What would a machine mind dream of after “seeing” the vast collection of The Museum of Modern Art? In other words, if the corpus of images of the MoMA collection had been accomplished by a single artist, what would their dreams look like? Emerging from Machine Hallucinations, Refik Anadol Studio’s multi-year research project that investigates data aesthetics based on collective visual memories of humanity, “Unsupervised — Machine Hallucinations — MoMA” processes 138,151 images from MoMA’s collection in the mind of a machine.

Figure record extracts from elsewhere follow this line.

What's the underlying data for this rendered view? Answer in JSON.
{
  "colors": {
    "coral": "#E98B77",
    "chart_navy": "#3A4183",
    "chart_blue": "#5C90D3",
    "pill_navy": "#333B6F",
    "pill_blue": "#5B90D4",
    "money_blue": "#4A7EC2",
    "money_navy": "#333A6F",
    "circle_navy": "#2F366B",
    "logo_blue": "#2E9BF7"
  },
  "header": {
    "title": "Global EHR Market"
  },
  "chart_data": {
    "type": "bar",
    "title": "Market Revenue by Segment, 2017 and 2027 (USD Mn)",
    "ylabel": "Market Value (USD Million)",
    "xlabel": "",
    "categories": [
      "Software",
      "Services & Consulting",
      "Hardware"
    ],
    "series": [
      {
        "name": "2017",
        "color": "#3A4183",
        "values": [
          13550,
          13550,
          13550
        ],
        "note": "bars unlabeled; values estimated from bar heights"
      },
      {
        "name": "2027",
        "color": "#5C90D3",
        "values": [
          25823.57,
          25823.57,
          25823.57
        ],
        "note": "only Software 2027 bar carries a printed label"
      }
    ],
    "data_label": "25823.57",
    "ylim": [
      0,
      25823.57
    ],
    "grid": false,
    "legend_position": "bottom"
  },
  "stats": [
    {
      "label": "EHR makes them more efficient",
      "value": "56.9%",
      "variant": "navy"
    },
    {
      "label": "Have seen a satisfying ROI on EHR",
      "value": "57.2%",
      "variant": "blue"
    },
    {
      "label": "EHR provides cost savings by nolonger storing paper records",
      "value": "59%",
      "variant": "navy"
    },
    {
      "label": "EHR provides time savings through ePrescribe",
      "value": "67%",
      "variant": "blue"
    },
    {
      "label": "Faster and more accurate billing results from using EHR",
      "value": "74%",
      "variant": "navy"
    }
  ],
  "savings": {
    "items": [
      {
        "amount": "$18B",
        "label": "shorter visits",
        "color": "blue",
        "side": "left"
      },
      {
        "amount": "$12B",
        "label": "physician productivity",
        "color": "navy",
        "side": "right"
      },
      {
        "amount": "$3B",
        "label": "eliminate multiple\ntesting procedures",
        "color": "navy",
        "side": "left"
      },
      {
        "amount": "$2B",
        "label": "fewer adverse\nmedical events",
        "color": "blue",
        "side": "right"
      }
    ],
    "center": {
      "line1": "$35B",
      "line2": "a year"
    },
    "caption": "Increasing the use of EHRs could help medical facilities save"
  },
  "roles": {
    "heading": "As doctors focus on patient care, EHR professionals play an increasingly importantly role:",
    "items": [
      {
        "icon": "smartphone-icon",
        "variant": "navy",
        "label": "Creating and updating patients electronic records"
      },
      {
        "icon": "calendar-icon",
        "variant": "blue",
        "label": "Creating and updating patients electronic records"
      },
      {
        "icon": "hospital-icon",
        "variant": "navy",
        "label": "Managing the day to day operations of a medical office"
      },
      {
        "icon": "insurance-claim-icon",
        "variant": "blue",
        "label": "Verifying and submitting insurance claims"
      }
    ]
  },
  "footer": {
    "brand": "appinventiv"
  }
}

For this work and the other works in this collection, Anadol processed the entire digitized archive of MoMA through StyleGAN2, an algorithm developed by NVIDIA researchers with adaptive discriminator augmentation (ADA). He then explored a latent space with a custom software called a Latent Space Browser, which Refik Anadol Studio has been developing since 2017.
“Unsupervised — Machine Hallucinations — MoMA” is a realtime, software artwork that moves through the latent space of the trained GAN to continuously generate new images. Because it’s too computationally intensive to run through a web browser on non-specialized computers, it is previewed as a captured video on the Feral File site. The artwork comes with an artist-signed 3D physical certificate with backup, a custom computer with software, and a Samsung 75" QLED 4 display, to be shipped from the artist’s studio to the first collector in early 2022. This 1/1 unique video artwork will be collected through a highest-bid auction.